A research aimed at making the interpretation of clinical test results more accurate to ensure better diagnosis and optimal treatment regimes for Ghanaians has been completed.

Currently, clinical tests are interpreted based on standards from the developed part of the world without taking into account, local and context-based factors such as nutrition, genetics and other factors.

To address the situation, a global project was initiated in 2012 to determine the Reference Intervals (RIs) in Harmonization’ for clinical tests.

It brought together 20 countries to develop standard methodologies for producing accurate and consistent reference ranges for common clinical tests.

This is expected to lead directly to more accurate diagnosis and optimal treatment regimens for patients across the world.

Ghana, Nigeria, Kenya, South Africa and Egypt were selected for the African component of the research which has been successfully carried out.
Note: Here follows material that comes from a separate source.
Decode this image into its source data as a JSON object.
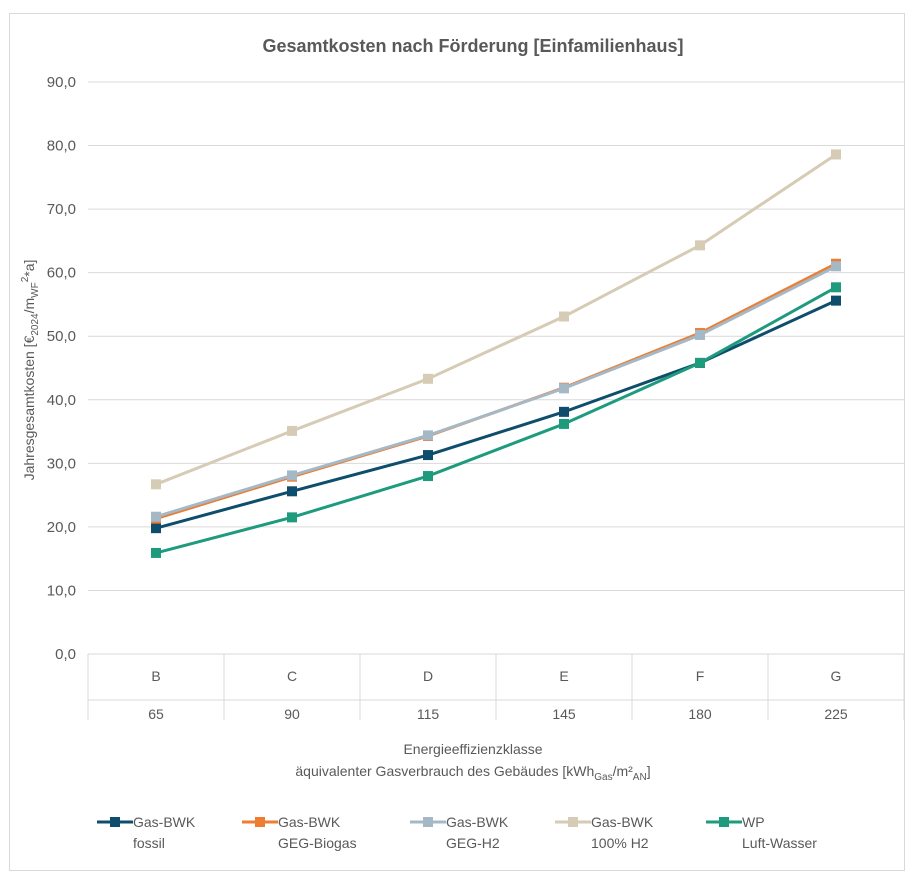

Professor Kiyoshi Ichihara of Yamaguchi University, Japan, is leading the global research with the International Federation for Clinical Chemistry and Laboratory Medicine (IFCC).

In Ghana, Medlab Ghana Ltd, a member of Synlab, and the University of Ghana, with support from Sysmex, among others, played lead roles.

At a Research Presentation ceremony in Accra, Prof. Ichihara explained that nearly all decisions regarding the clinical management of patients were made with reference to the results of laboratory tests.

However, this aspect of patient care and diagnosis was often taken for granted on the assumption that laboratory test results were standardized and robust.

The project was, therefore,  launched, following two years of discussions with the IFCC on harmonised protocol, followed by a further four years of recruitment, testing and reporting, culminating in papers published in 2017, which recommend standards to be adopted globally for setting RIs.

Dr.Rosemary Keatley of Medlab Ghana Ltd, expressed optimism that the results of the research would be adopted by the health authorities as a standard for RIs in Ghana.

She pointed out: “Preliminary results have shown a clear difference between the current RIs determined from a Caucasian population and the new ones derived from a country-based research.

“The new RIs make the interpretation of laboratory results more accurate and it will lead to better diagnosis for Ghanaians.

“Medlab rebranding as Synlab, is committed to using the result of the research and she believes others will join in, to promote a more decisive and accurate diagnosis.”

Prof. Julius Fobil of the School of Public Health, University of Ghana, thanked all global partners and said the research had broadened the scope of knowledge on Reference Intervals in Clinical Laboratory Science.

He applauded Prof. Ichihara for his global efforts and the knowledge impacted on some doctoral students from the School of Public Health.

Prof. Kiyoshi Ichihara, MD & PhD has been an Emeritus Professor of Yamaguchi University, Japan, since 2016. He is currently a research professor for the university.

He has been in the field of Laboratory Medicine and Clinical Chemistry since graduation from Yamaguchi University School of Medicine in 1975.

He has published 130 original papers in international journals, particularly on theories and methodologies for derivation of RIs and laboratory quality controls.

He has been an author of popular statistical textbooks and software in Japan since 1990, with unique expertise in bio-statistics and computer programming as a MD. He has chaired many global committees on RI-related projects.